The whole concept of emotions is wide. Arguments have been drawn that in most circumstances, people hide emotions, and some cannot be read during trial. According to Susanne Karstedt in the journal article Emotions and Criminal Justice by U.S. Department of Justice, Office of Justice Programs, Theoretical Criminology Volume: 6 Issue: 3 Dated: August 2002 Pages 299-317, it was put forward that the quest for authentic emotions and the fact that they are invisible contradict each other, and people will hide many if not most of them. Contemporary emotion theory does not conceptualize emotions as unitary, elementary entities but as multi-componential phenomena.
This perspective is based on the notion that human beings have a universal emotional potential, but that this is realized in actual emotional practices and in concrete social and cultural settings.

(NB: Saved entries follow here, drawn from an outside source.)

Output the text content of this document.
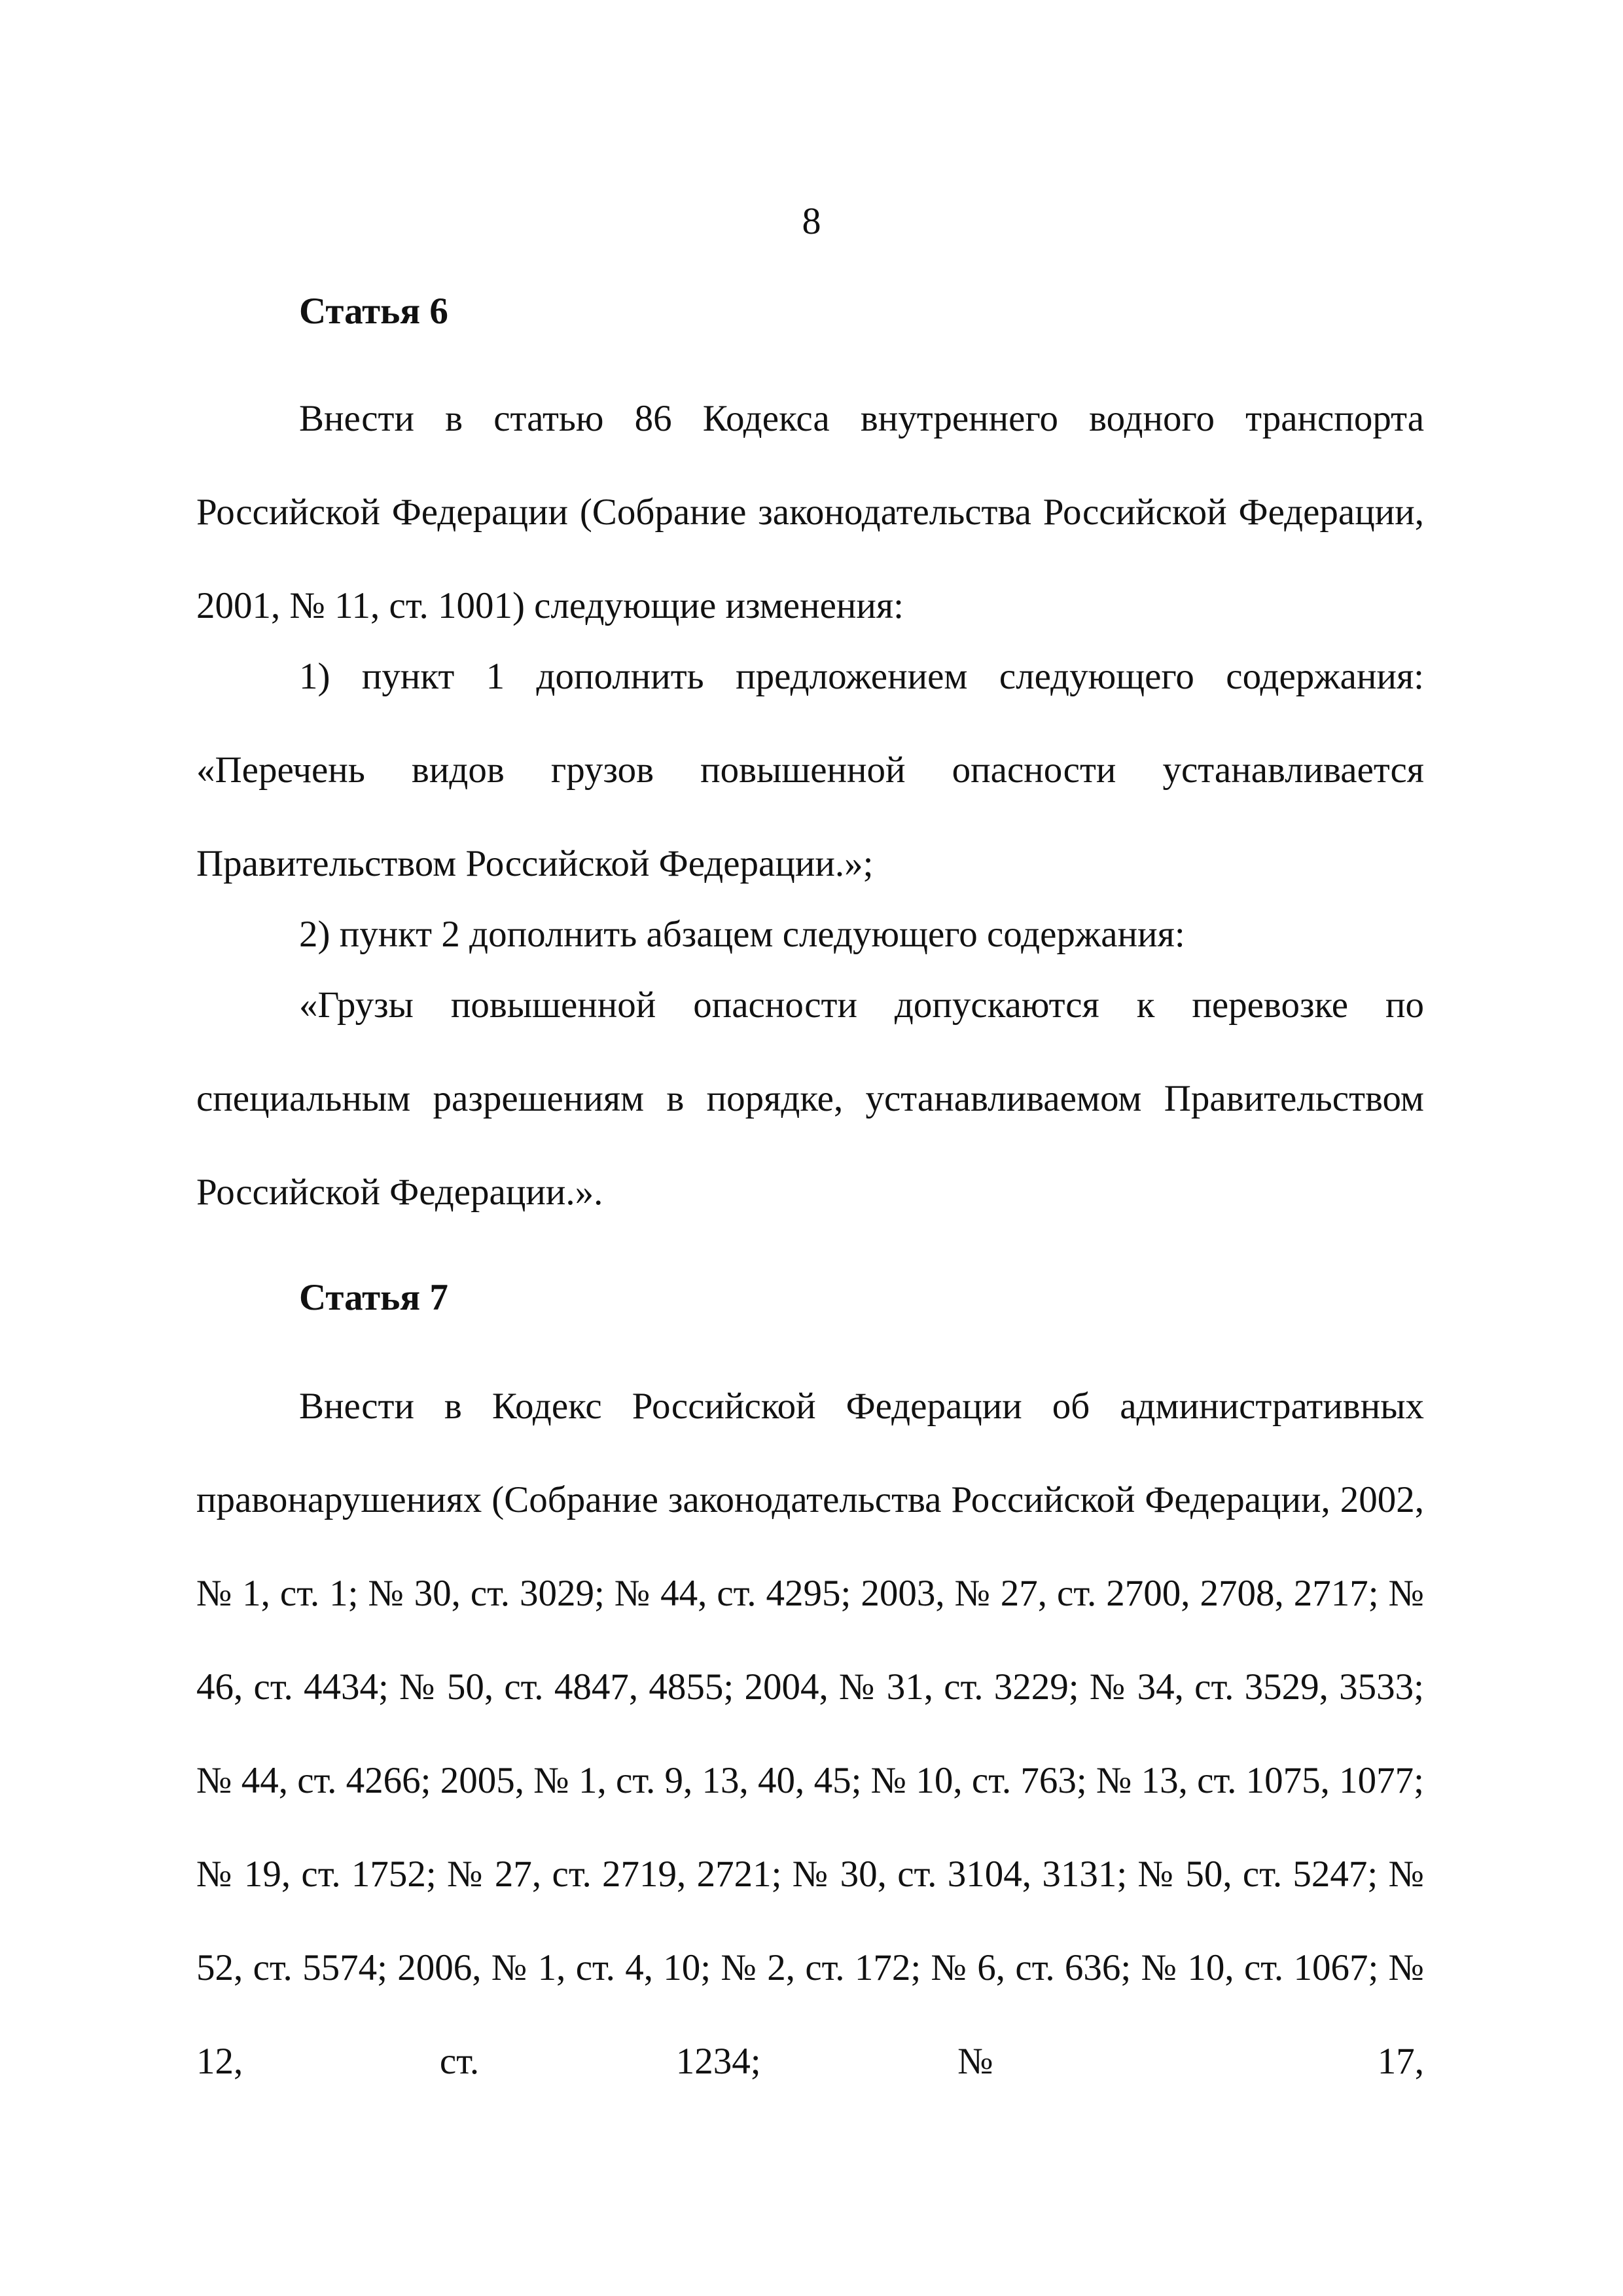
8
Статья 6

Внести в статью 86 Кодекса внутреннего водного транспорта Российской Федерации (Собрание законодательства Российской Федерации, 2001, № 11, ст. 1001) следующие изменения:

1) пункт 1 дополнить предложением следующего содержания: «Перечень видов грузов повышенной опасности устанавливается Правительством Российской Федерации.»;

2) пункт 2 дополнить абзацем следующего содержания:

«Грузы повышенной опасности допускаются к перевозке по специальным разрешениям в порядке, устанавливаемом Правительством Российской Федерации.».

Статья 7

Внести в Кодекс Российской Федерации об административных правонарушениях (Собрание законодательства Российской Федерации, 2002, № 1, ст. 1; № 30, ст. 3029; № 44, ст. 4295; 2003, № 27, ст. 2700, 2708, 2717; № 46, ст. 4434; № 50, ст. 4847, 4855; 2004, № 31, ст. 3229; № 34, ст. 3529, 3533; № 44, ст. 4266; 2005, № 1, ст. 9, 13, 40, 45; № 10, ст. 763; № 13, ст. 1075, 1077; № 19, ст. 1752; № 27, ст. 2719, 2721; № 30, ст. 3104, 3131; № 50, ст. 5247; № 52, ст. 5574; 2006, № 1, ст. 4, 10; № 2, ст. 172; № 6, ст. 636; № 10, ст. 1067; № 12, ст. 1234; № 17,
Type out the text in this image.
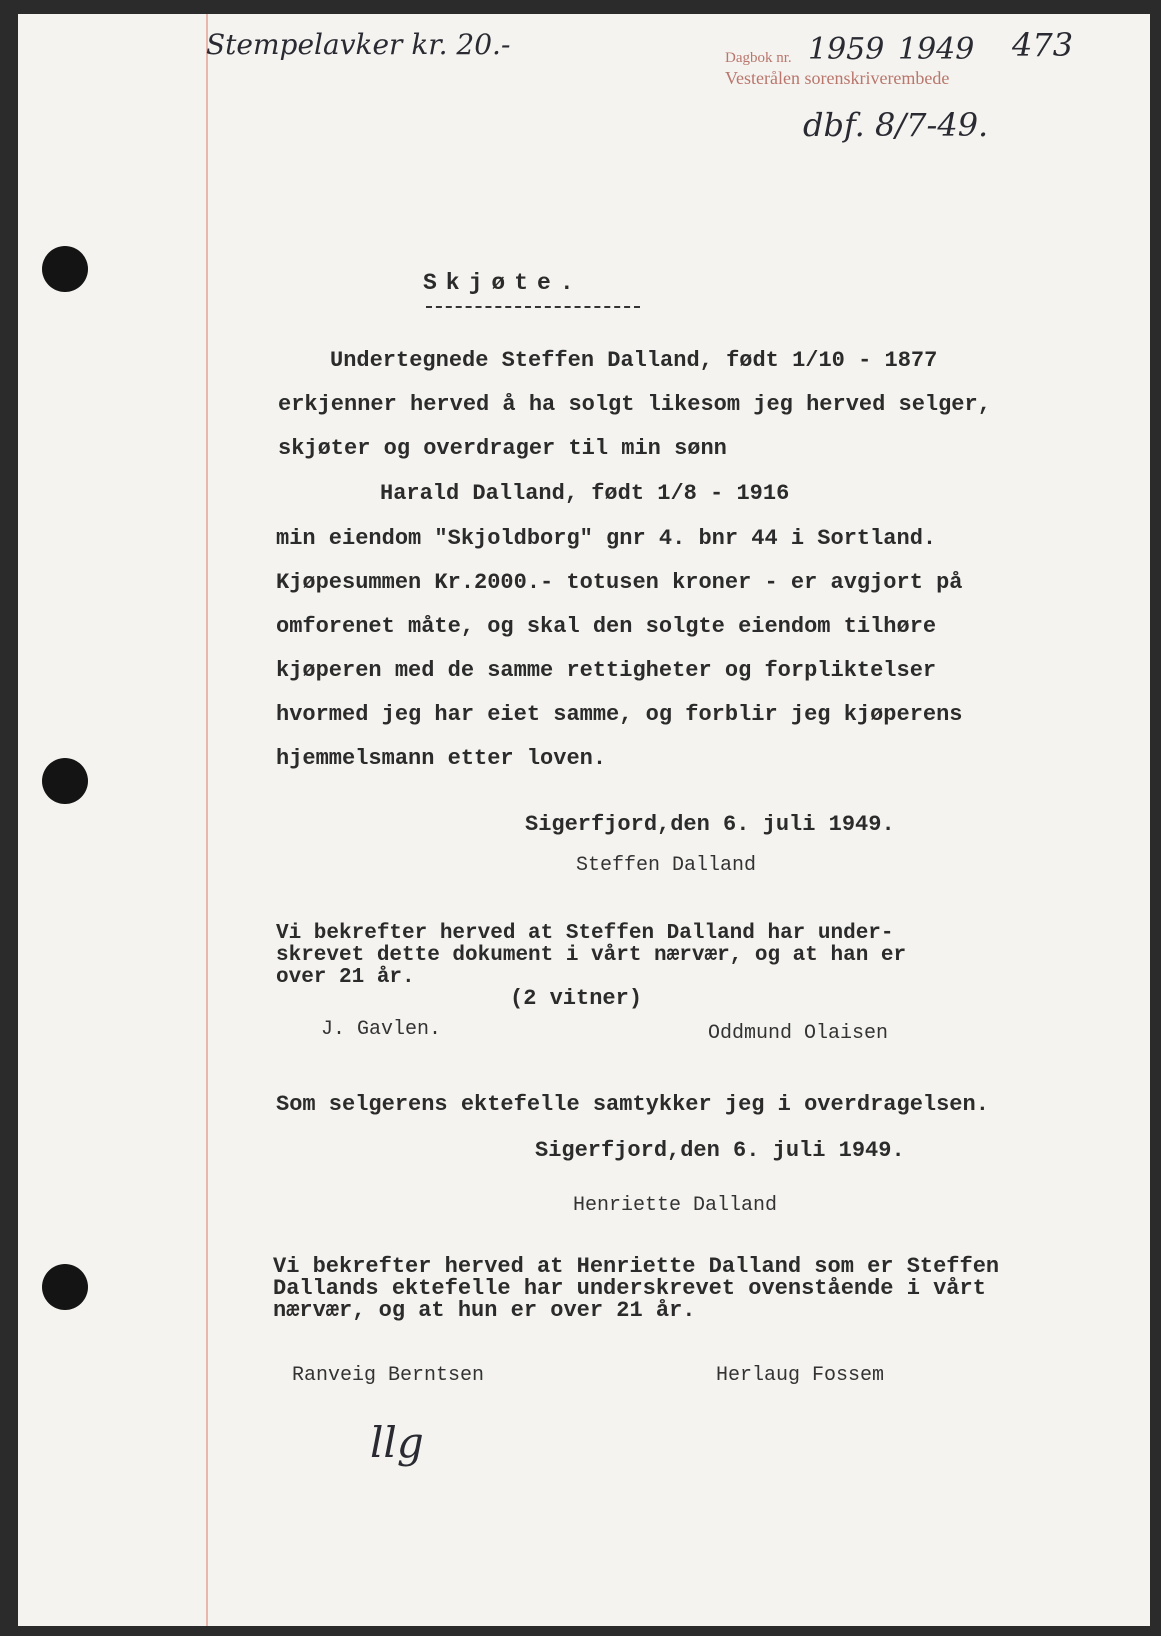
Stempelavker kr. 20.-	Dagbok nr. 1959 1949
Vesterålen sorenskriverembede
473
dbf. 8/7-49.
Skjøte.
Undertegnede Steffen Dalland, født 1/10 - 1877
erkjenner herved å ha solgt likesom jeg herved selger,
skjøter og overdrager til min sønn
Harald Dalland, født 1/8 - 1916
min eiendom "Skjoldborg" gnr 4. bnr 44 i Sortland.
Kjøpesummen Kr.2000.- totusen kroner - er avgjort på
omforenet måte, og skal den solgte eiendom tilhøre
kjøperen med de samme rettigheter og forpliktelser
hvormed jeg har eiet samme, og forblir jeg kjøperens
hjemmelsmann etter loven.
Sigerfjord,den 6. juli 1949.
Steffen Dalland
Vi bekrefter herved at Steffen Dalland har under-
skrevet dette dokument i vårt nærvær, og at han er
over 21 år.
(2 vitner)
J. Gavlen.	Oddmund Olaisen
Som selgerens ektefelle samtykker jeg i overdragelsen.
Sigerfjord,den 6. juli 1949.
Henriette Dalland
Vi bekrefter herved at Henriette Dalland som er Steffen
Dallands ektefelle har underskrevet ovenstående i vårt
nærvær, og at hun er over 21 år.
Ranveig Berntsen	Herlaug Fossem
llg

The recent discourse about law and emotions has been dominated by three emotionsdisgust, anger, and shame.
There is a strong consensus that emotions could and should be used in the legal sphere and in lawmaking more than in the past. Anger is the emotion most clearly linked to concerns and values about justice and fair treatment. Shame, remorse, and guilt are emotions most closely linked to the criminal justice system and the community it represents.
Legal institutions are not based on a small number of basic emotions but on different and contradictory ones.The question of the day that will arise is: How best are we going to deal with the emotions, attachments, and tensions that arise from the emotionalization of criminal justice in Uganda? Do we need to create emotionally intelligent justice systems?
Because emotions also call for public outcry where the public exerts pressure on justice systems, the police, and the judiciary.
We have seen cases such as the convict in the murder of the late Nagirinya and the recent murder of the late Ndiga clan head, whose suspect openly said he murdered the deceased with no remorse; this means such sentiments and statements bias the bench and call for applying emotions during adjudicating such matters. Does this mean the judges won’t look at the evidence available to convict the accused based on the confessions made according to the right procedures of the law? And if so, can there be conspiracy or other aides the victim is trying to hide if available evidence is not looked at with a lot of gingerly?
In conclusion, emotions by no means influence trial right from the first hearing to sentencing. Judges will take keen note of the accused person right from the time he or she takes plea up to the sentencing time when he or she makes his last statements. I submit that emotions should be avoided in the criminal justice system by all means, as they bring in passions and take away rational decision-making, a core aspect of reason in the law, where sentencing is based on facts and the law only.